I must say, though, that I use the word “pleasure” advisedly, given the stresses, bullying and intimidation our colleagues in the media are currently facing. As many are aware, online harassment and threats against journalists have reached an all‑time high in this country, with many members of the press enduring regular hatred, racism, sexism, misogyny and other abusive messaging. Some have even been physically attacked and blackmailed with threats of violence against their families.

This unacceptable behaviour takes place despite the fact that the Canadian Charter of Rights and Freedoms guarantees freedom of the press. We all know what takes place in nations that don’t have protections such as those that the charter provides.

Ideally, all should engage in respectful dialogue online and in person with the news and members of the media. We should and we can do better because an attack on press freedom in this country is an attack on our right to know.

According to Reporters Without Borders, a new world record of 533 journalists were detained in 2022, 57 were killed, 65 were held hostage and 49 are still missing. Our thoughts are with American reporter Evan Gershkovich, who has been imprisoned in Russia since late March for doing his job to bring news to the world out of an authoritarian state.

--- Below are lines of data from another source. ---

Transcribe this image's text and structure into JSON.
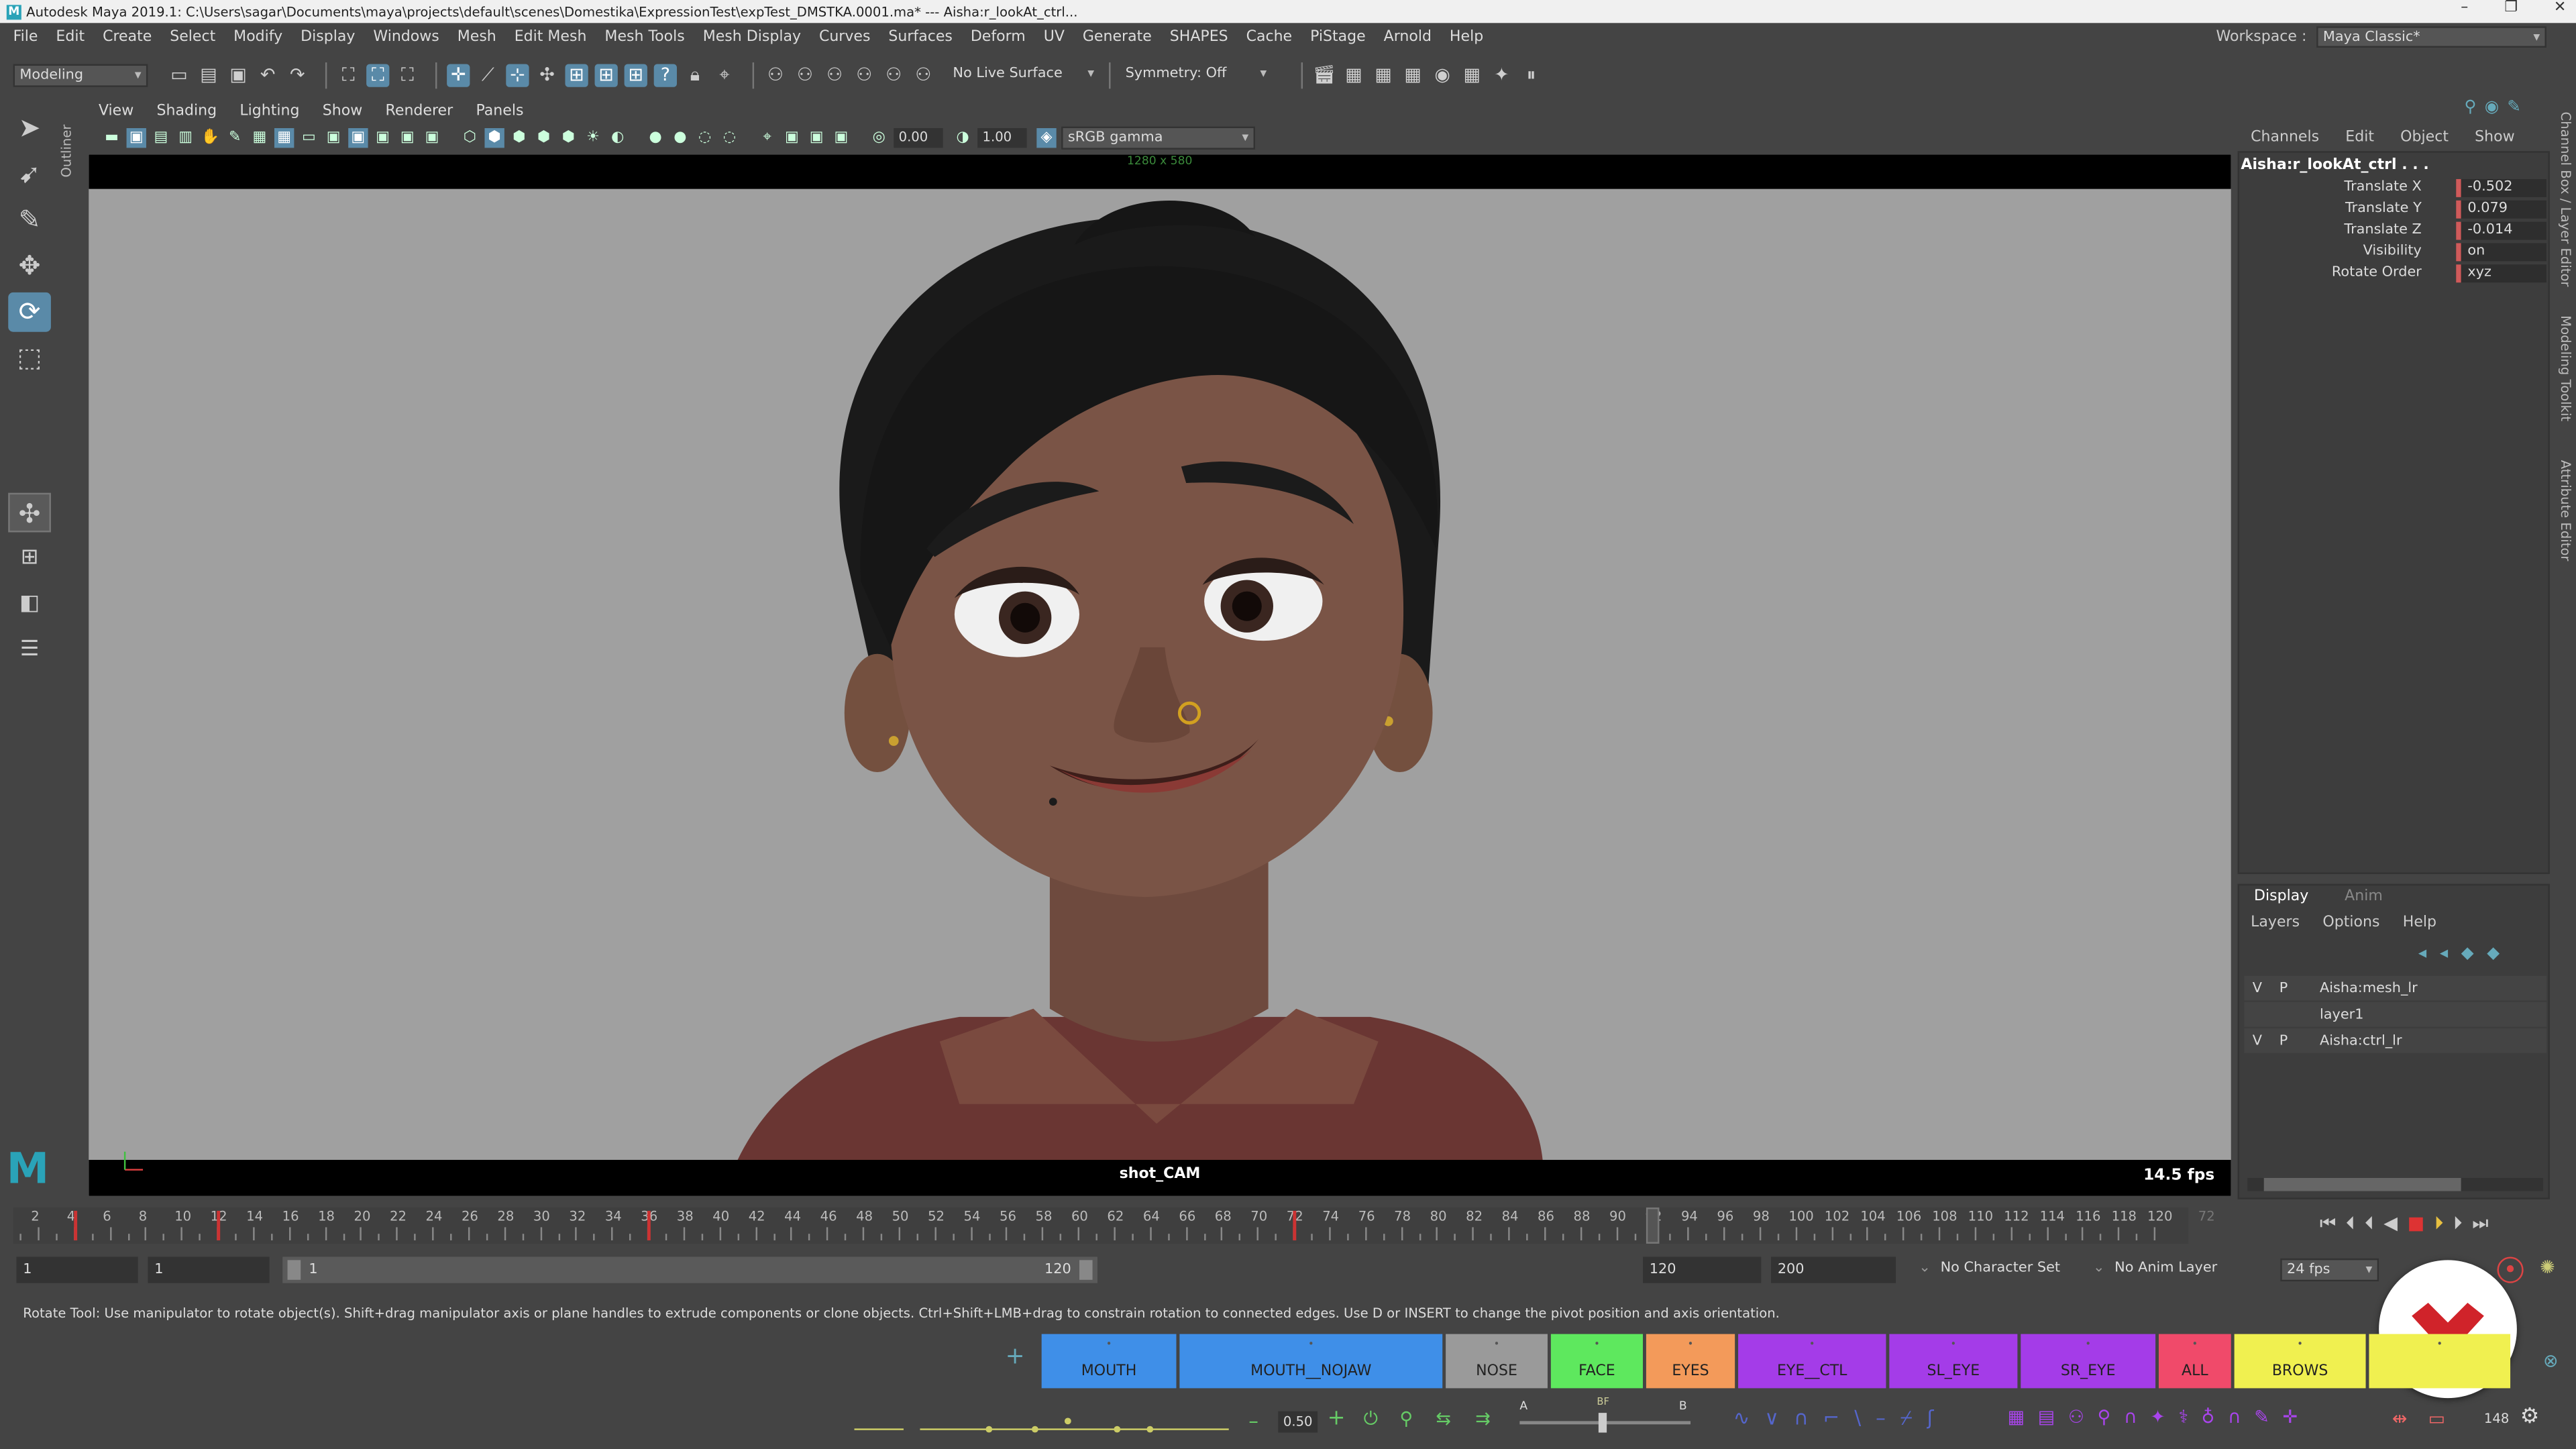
{
  "window": {
    "title": "Autodesk Maya 2019.1: C:\\Users\\sagar\\Documents\\maya\\projects\\default\\scenes\\Domestika\\ExpressionTest\\expTest_DMSTKA.0001.ma*   ---   Aisha:r_lookAt_ctrl..."
  },
  "menubar": [
    "File",
    "Edit",
    "Create",
    "Select",
    "Modify",
    "Display",
    "Windows",
    "Mesh",
    "Edit Mesh",
    "Mesh Tools",
    "Mesh Display",
    "Curves",
    "Surfaces",
    "Deform",
    "UV",
    "Generate",
    "SHAPES",
    "Cache",
    "PiStage",
    "Arnold",
    "Help"
  ],
  "workspace": {
    "label": "Workspace :",
    "value": "Maya Classic*"
  },
  "toolbar": {
    "menuset": "Modeling",
    "live_surface": "No Live Surface",
    "symmetry": "Symmetry: Off"
  },
  "outliner_tab": "Outliner",
  "viewport": {
    "menu": [
      "View",
      "Shading",
      "Lighting",
      "Show",
      "Renderer",
      "Panels"
    ],
    "exposure": "0.00",
    "gamma": "1.00",
    "colorspace": "sRGB gamma",
    "resolution": "1280 x 580",
    "camera": "shot_CAM",
    "fps": "14.5 fps",
    "background": "#a0a0a0"
  },
  "channelbox": {
    "tabs": [
      "Channels",
      "Edit",
      "Object",
      "Show"
    ],
    "node": "Aisha:r_lookAt_ctrl . . .",
    "attributes": [
      {
        "name": "Translate X",
        "value": "-0.502"
      },
      {
        "name": "Translate Y",
        "value": "0.079"
      },
      {
        "name": "Translate Z",
        "value": "-0.014"
      },
      {
        "name": "Visibility",
        "value": "on"
      },
      {
        "name": "Rotate Order",
        "value": "xyz"
      }
    ]
  },
  "side_tabs": [
    "Channel Box / Layer Editor",
    "Modeling Toolkit",
    "Attribute Editor"
  ],
  "layer_editor": {
    "tabs": [
      "Display",
      "Anim"
    ],
    "menu": [
      "Layers",
      "Options",
      "Help"
    ],
    "layers": [
      {
        "v": "V",
        "p": "P",
        "name": "Aisha:mesh_lr"
      },
      {
        "v": "",
        "p": "",
        "name": "layer1"
      },
      {
        "v": "V",
        "p": "P",
        "name": "Aisha:ctrl_lr"
      }
    ]
  },
  "timeline": {
    "ticks": [
      "2",
      "4",
      "6",
      "8",
      "10",
      "12",
      "14",
      "16",
      "18",
      "20",
      "22",
      "24",
      "26",
      "28",
      "30",
      "32",
      "34",
      "36",
      "38",
      "40",
      "42",
      "44",
      "46",
      "48",
      "50",
      "52",
      "54",
      "56",
      "58",
      "60",
      "62",
      "64",
      "66",
      "68",
      "70",
      "72",
      "74",
      "76",
      "78",
      "80",
      "82",
      "84",
      "86",
      "88",
      "90",
      "92",
      "94",
      "96",
      "98",
      "100",
      "102",
      "104",
      "106",
      "108",
      "110",
      "112",
      "114",
      "116",
      "118",
      "120"
    ],
    "current_frame": "92",
    "end_label": "72",
    "key_frames": [
      4,
      12,
      36,
      72,
      92
    ]
  },
  "range": {
    "start": "1",
    "playback_start": "1",
    "range_start": "1",
    "range_end": "120",
    "playback_end": "120",
    "end": "200",
    "character_set": "No Character Set",
    "anim_layer": "No Anim Layer",
    "fps": "24 fps"
  },
  "helpline": "Rotate Tool: Use manipulator to rotate object(s). Shift+drag manipulator axis or plane handles to extrude components or clone objects. Ctrl+Shift+LMB+drag to constrain rotation to connected edges. Use D or INSERT to change the pivot position and axis orientation.",
  "shelf_buttons": [
    {
      "label": "MOUTH",
      "color": "#3f8fe8"
    },
    {
      "label": "MOUTH__NOJAW",
      "color": "#3f8fe8"
    },
    {
      "label": "NOSE",
      "color": "#9a9a9a"
    },
    {
      "label": "FACE",
      "color": "#5ee85e"
    },
    {
      "label": "EYES",
      "color": "#f39a5a"
    },
    {
      "label": "EYE__CTL",
      "color": "#a43ce8"
    },
    {
      "label": "SL_EYE",
      "color": "#a43ce8"
    },
    {
      "label": "SR_EYE",
      "color": "#a43ce8"
    },
    {
      "label": "ALL",
      "color": "#f04a6a"
    },
    {
      "label": "BROWS",
      "color": "#f0f050"
    },
    {
      "label": "",
      "color": "#f0f050"
    }
  ],
  "bottom": {
    "slider_value": "0.50",
    "ab_a": "A",
    "ab_bf": "BF",
    "ab_b": "B",
    "frame_count": "148"
  }
}
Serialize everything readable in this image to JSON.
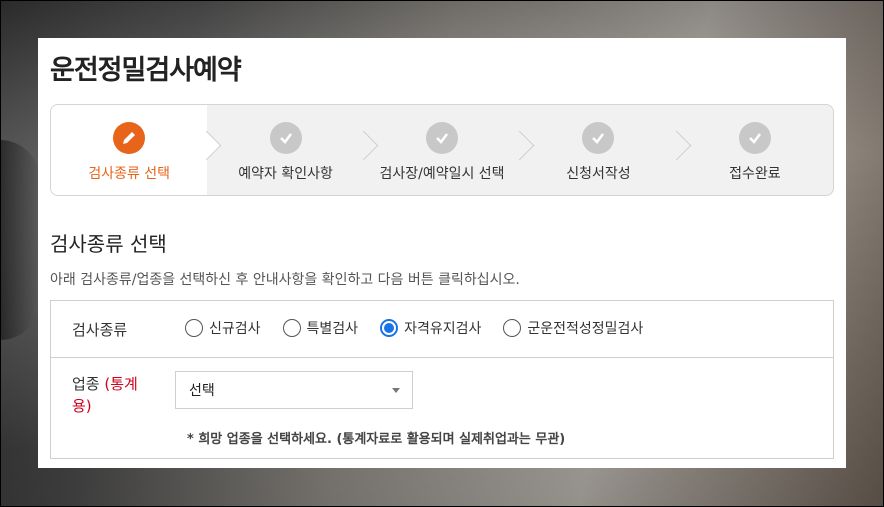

These abuses are taking place as news organizations struggle with how to cope with challenges brought about by the ever‑evolving digital world. At a time when we need them most, we see more and more outlets forced to close or cut back on staff.

The protection of press freedom in our country is in large part dependent on a strong media infrastructure supporting a wide array of practitioners of the craft. We need more voices, not fewer.

In closing, I wish to thank Canadian journalists and journalists around the world for their hard work and dedication to truth, transparency and accountability. Press freedom is a bedrock of our democracy and needs to be protected.

Hon. Senators: Hear, hear.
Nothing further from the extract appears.